The government announced its ‘lockdown-lite’ on the evening of Monday, March 23, after a weekend in which half the UK observed the isolation advice by dogging on Snowden
The definite-maybes from the Prime Minister and his lackeys about staying indoors but going out for exercise in the fresh air being a good thing too, were confusing. It prompted the National Trust to throw open its grounds free of charge, only to have to close them completely three days later after attracting crowds that made Glastonbury look formal.
People extrapolated the ill-framed advice on fresh air to mean pack the caravan and go to Wales for the weekend.
The government has taken too long to explain what it is we are facing. It is all very well the government shying away from totalitarian actions and prevailing upon the public to be sensible but that depends on the public understanding the gravity of the situation.
The long March to reality
The public doesn’t know anything about viruses, the way they behave or the risk they pose and they are not interested in learning epidemiology. What we need is an unequivocal message with strong leadership.
The warnings have been too half-hearted. The government seems to have worried more about how it looks itself, rather than how it looks after us. We need a simple, brutal message and a determined response.
Instead, our government has left it to reality to bring the message home. And so here we are at the end of March with news of increasing infections and deaths illustrating the message the authorities should have delivered a month earlier.
Change is going to come
The glass-half-full evangelists are cheer-leading the positive changes that will come after all of this; of how we will build a new strength of community in our neighbourhoods and a new appreciation of our public service employees, and that the public and welfare services will enjoy newfound value and benefit in government funding.
We have been so comfortable in the small government, each-one-for-themselves capitalist free-market materialism world, that it will need to be thoroughly broken before we build anything to replace it. If this virus and the lock-down persist for months, then there will have to be fundamental changes. When people cannot pay bills and buy food, then something will give.
Undoubtedly, Boris Johnson’s political career is at an end
But if the virus and the lock-down come to an end with April, then we will slip back to everything we had before. Undoubtedly, Boris Johnson’s political career is at an end. Take a look at Churchill, the Tory leader he most admires and aspires to. A determined and purposeful statesman who led the country from the front in its (previous) darkest hour. He navigated us to victory but once the war was over, the electorate dumped the Tories with a landslide Labour victory in the 1945 general election.
For Johnson, there will be no victory, only survival and the profound economic impact of the coronavirus and its lock-down will be seen as a consequence of his failure to lead.
As I negotiate the form-filling to apply for Council Tax reduction and wait for advice on how the government will help me as my self-employed income dries up, I do not see the leadership that this situation demands. Instead, Johnson looks like a deflating sex-doll lashed to the ship’s wheel of a floundering galleon. But not even that useful.

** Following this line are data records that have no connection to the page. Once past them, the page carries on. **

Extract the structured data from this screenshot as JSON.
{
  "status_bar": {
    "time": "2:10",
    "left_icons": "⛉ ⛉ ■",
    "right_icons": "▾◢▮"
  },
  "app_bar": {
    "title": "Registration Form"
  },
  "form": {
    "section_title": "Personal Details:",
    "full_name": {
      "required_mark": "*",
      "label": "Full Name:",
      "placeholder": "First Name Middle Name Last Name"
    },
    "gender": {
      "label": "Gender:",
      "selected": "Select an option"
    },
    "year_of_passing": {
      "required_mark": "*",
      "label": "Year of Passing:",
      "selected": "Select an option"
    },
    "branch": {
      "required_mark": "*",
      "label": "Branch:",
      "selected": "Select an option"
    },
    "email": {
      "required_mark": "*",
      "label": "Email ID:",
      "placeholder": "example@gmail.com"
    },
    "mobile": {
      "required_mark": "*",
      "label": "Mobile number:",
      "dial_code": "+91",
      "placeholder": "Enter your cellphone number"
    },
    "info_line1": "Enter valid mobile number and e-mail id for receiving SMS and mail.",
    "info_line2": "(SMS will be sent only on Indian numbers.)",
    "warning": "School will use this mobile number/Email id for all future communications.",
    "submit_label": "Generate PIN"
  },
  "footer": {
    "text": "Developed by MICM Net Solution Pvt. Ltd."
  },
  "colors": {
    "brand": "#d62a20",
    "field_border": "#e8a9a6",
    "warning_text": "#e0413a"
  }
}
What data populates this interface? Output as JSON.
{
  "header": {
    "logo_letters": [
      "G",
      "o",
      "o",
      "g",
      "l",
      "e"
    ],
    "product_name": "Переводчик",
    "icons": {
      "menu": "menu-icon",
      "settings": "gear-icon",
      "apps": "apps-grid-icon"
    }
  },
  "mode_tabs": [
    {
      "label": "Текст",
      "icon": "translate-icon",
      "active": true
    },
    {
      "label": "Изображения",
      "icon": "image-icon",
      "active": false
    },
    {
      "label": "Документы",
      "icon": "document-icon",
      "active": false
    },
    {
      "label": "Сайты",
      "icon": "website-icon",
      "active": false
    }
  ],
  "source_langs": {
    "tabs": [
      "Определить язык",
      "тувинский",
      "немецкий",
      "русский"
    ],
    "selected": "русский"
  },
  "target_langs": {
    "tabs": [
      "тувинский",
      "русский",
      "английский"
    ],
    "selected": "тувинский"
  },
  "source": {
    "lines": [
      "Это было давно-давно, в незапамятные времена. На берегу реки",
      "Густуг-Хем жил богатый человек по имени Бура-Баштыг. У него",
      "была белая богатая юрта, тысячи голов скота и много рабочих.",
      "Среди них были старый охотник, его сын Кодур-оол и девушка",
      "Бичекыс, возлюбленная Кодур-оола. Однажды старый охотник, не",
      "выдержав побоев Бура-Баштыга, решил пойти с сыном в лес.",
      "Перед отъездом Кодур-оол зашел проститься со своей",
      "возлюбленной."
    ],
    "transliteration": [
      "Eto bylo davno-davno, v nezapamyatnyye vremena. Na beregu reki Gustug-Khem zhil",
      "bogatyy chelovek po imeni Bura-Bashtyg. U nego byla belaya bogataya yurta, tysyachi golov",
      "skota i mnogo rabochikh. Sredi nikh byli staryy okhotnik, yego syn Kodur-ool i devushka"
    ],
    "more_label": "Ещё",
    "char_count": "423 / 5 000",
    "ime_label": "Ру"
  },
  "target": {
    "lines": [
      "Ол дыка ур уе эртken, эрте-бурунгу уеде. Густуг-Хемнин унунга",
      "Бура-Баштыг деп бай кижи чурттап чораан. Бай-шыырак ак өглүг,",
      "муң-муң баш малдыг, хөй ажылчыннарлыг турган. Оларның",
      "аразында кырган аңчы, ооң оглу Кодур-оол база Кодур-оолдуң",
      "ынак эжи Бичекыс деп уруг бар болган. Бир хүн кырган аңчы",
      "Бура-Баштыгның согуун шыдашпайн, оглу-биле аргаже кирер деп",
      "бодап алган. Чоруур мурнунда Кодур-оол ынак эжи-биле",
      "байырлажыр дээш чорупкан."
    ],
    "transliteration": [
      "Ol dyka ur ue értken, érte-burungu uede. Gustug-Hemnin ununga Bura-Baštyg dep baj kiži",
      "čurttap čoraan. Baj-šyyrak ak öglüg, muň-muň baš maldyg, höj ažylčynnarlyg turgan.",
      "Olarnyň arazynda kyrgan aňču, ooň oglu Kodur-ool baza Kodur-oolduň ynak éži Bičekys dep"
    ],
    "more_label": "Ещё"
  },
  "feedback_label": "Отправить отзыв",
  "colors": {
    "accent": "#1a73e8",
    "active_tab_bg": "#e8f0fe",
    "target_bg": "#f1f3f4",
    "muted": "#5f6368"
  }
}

The local council and the HMRC are going to take their time to work through the due process to decide whether or not I get a place in a lifeboat, while I look at my bank account and wonder if I should just cancel all my direct debits and jump ship.
Kick the bucket list
If I’m diagnosed with COVID-19, I have a list of the people I’m going to lick before the Derbyshire Police Stormtroopers gun me down.
If I survive, then I am sure I will see changes in the aftermath. Not least of all, I’m going to buy a copy of The Sun newspaper … to use as the touch paper for the Molotov cocktails I’m going to throw through the windows of Wetherspoons’ pubs.